A UNE PASSANTE (LES FLEURS DU MAL, XCIII)

 

 

Lecture analytique

 

 

Introduction

A une passante fait partie de la section des Fleurs du Mal intitulée « Tableaux parisiens ». On trouve dans les poèmes de cette section l’évocation des rues de la capitale, des rencontres qu’on peut y faire. A une passante porte le n° XCIII et vient tout de suite après Les petites vieilles et  Les aveugles. Il n’appartenait pas à la première édition des Fleurs du Mal (1857). Il a été introduit par Baudelaire dans la réédition augmentée de 1861. A une passante est le récit d’une rencontre amoureuse, d’un « coup de foudre » à la manière des romans. Le texte peut s’analyser d’abord comme une scène romanesque. Mais nous montrerons ensuite ce que cette version baudelairienne du thème de la rencontre amoureuse a de très particulier : nous analyserons l’image originale de la femme contenue dans le poème, et la signification spirituelle que le narrateur confère à cette « épiphanie de la Beauté ».

 

1° AXE : UNE SCENE ROMANESQUE 

(Etude du mouvement du texte)

 

a)      Un récit en deux grandes parties, correspondant à l’opposition traditionnelle quatrains/tercets dans le sonnet .

 

Il s’agit de la rencontre entre le narrateur et une mystérieuse passante : une première partie (v.1 à 9) est consacrée à l’apparition de la femme ; la seconde (v.9 à 14) à une méditation du narrateur, où celui-ci analyse les répercussions intérieures provoquées en lui par cet événement. Cette structure binaire peut aussi s’analyser au niveau de l’énonciation : récit de 1 à 9, discours adressé à la disparue de 9 à 14. Au niveau des temps verbaux : passé simple / imparfait de 1 à 9, temps du discours (présent, passé composé, futur) de 9 à 14. Enfin, elle correspond à la structure du sonnet qui confère traditionnellement une unité de sens aux quatrains en les opposant aux tercets, eux aussi reliés par une certaine unité de signification (notons que par ailleurs, ce sonnet présente certaines irrégularités : deux systèmes de rimes au lieu d’un dans les quatrains ; distique en rimes plates situé à la fin du poème alors qu’il se trouve normalement au début du premier tercet).

 

b)      Les étapes du récit

 

·         Vers 1 : mise en place du cadre, un décor hostile.

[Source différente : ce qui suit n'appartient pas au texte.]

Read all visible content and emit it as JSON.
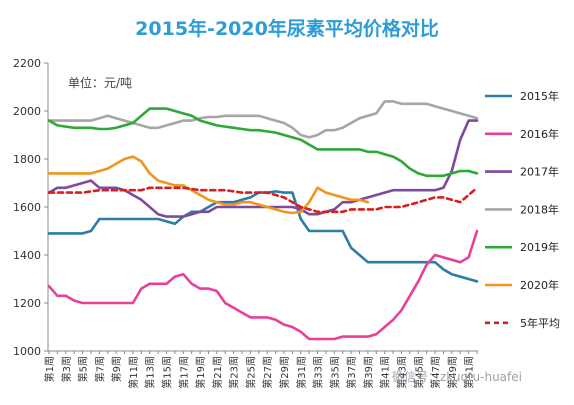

Le premier vers du poème place le narrateur au centre du poème (« autour de moi ») et décrit le cadre de l’action, en mettant l’accent sur le bruit de la rue (« assourdissante », « hurlait »). Le vers comporte des insistances phonétiques : allitération en /r/ (4), assonances en /u/ et /ou/ (2 fois chaque son) qui imitent par leur dureté (/r/) leur stridence (/u/) ou leur gravité (/ou/) l’atmosphère sonore agressive de la rue. L’effet est amplifié par le double hiatus symétrique du début et de la fin du vers : « rue-assourdissante » (hiatus /u-a/) et « autour de moi-hurlait » (hiatus /a-u/). L’hiatus, qui rend la phrase difficile à articuler, a toujours pour effet d’amplifier la rugosité d’un vers. Tous ces effets convergent pour exprimer le décor hostile de la rue. (On pourrait ajouter que les vers suivants, consacrés à l’apparition de la passante, seront dominés par l’allitération douce de la sifflante /s/, ce qui produira un contraste porteur de sens avec la phonétique dure du premier vers).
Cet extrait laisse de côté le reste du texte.